To engage citizens, a different approach is being taken. Within the 120 municipalities currently in high flood risk zones, engagement of schools is currently ongoing, including the development of educational programmes for teachers. The aim is to raise student awareness of existing flood risks in their own area and to help students recognize the value of the CO (and of mobile technology) in protecting their families, e.g. using the app to send and share reports regarding the water level of a river at a section equipped with a hydrometric measuring rod and QR code, the level of the snowpack from a snow gauge equipped with a QR code and the presence of flooded areas including the water height, as well as simplified measurements of hydrological variables such as the amount of rain and weather conditions, using photographs and other smart ways to identify the phenomenon. By providing important information about flooding, this will contribute to everyone's safety. In exchange, citizens can receive flood-related information (e.g. weather and river level forecasts, notifications from the authority concerning the declaration of a state of alert or its cessation, specific communications to citizens present in a specific area of interest/danger in a specific period of time, based on a geolocation function). This two-way communication can help to reduce flood risks. This component of the CO involves 348 primary schools and 340 middle and secondary schools. The three universities in the area will also be involved through conferences and webinars. Communication through the CO website and via social media campaigns, radio broadcasts and regional newspapers will be used to engage and maintain citizen involvement in the CO. This communication plan, which will continue over the next five years, has the ambitious goal of involving 75 000 people in the CO to download the app and contribute observations.
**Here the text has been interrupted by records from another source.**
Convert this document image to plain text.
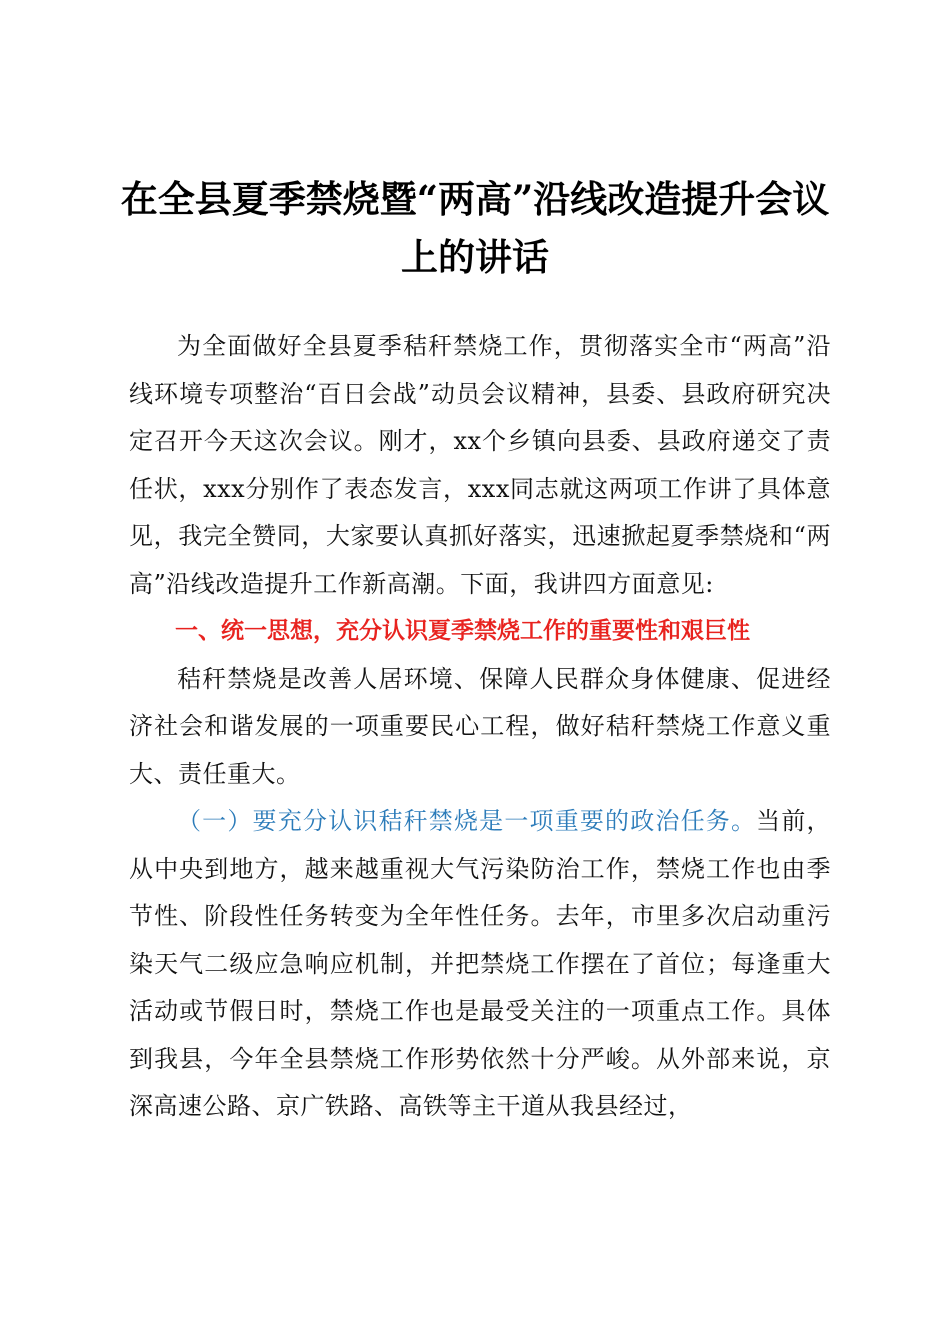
在全县夏季禁烧暨“两高”沿线改造提升会议
上的讲话

为全面做好全县夏季秸秆禁烧工作，贯彻落实全市“两高”沿线环境专项整治“百日会战”动员会议精神，县委、县政府研究决定召开今天这次会议。刚才，xx个乡镇向县委、县政府递交了责任状，xxx分别作了表态发言，xxx同志就这两项工作讲了具体意见，我完全赞同，大家要认真抓好落实，迅速掀起夏季禁烧和“两高”沿线改造提升工作新高潮。下面，我讲四方面意见:

一、统一思想，充分认识夏季禁烧工作的重要性和艰巨性

秸秆禁烧是改善人居环境、保障人民群众身体健康、促进经济社会和谐发展的一项重要民心工程，做好秸秆禁烧工作意义重大、责任重大。

（一）要充分认识秸秆禁烧是一项重要的政治任务。当前，从中央到地方，越来越重视大气污染防治工作，禁烧工作也由季节性、阶段性任务转变为全年性任务。去年，市里多次启动重污染天气二级应急响应机制，并把禁烧工作摆在了首位；每逢重大活动或节假日时，禁烧工作也是最受关注的一项重点工作。具体到我县，今年全县禁烧工作形势依然十分严峻。从外部来说，京深高速公路、京广铁路、高铁等主干道从我县经过，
The methodology consists of two steps: (i) mapping of the flood risk (Sect. 3.1) and (ii) quantification of the flood damage costs (Sect. 3.2), which consider the flood risk with and without the implementation of the CO on flood risk management.
3.1 Flood risk mapping
Figure 3 provides an overview of the flood risk methodology employed in the paper, which uses input data outlined in Sect. 3.1.1. As mentioned in the introduction, risk is evaluated from three different components. The first is the flood hazard, which is calculated using a hydrological–hydraulic model to generate flood hazard maps and is described in Sect. 3.1.2. The second is exposure, outlined in Sect. 3.1.3, which is calculated for three macro-categories as set out in the EU 2007/60/CE Flood Directive (EU, 2007): the population affected (art.6-5.a); the types of economic activities affected (art.6-5.b); and the environmental and cultural–archaeological assets affected (art.6.5.c).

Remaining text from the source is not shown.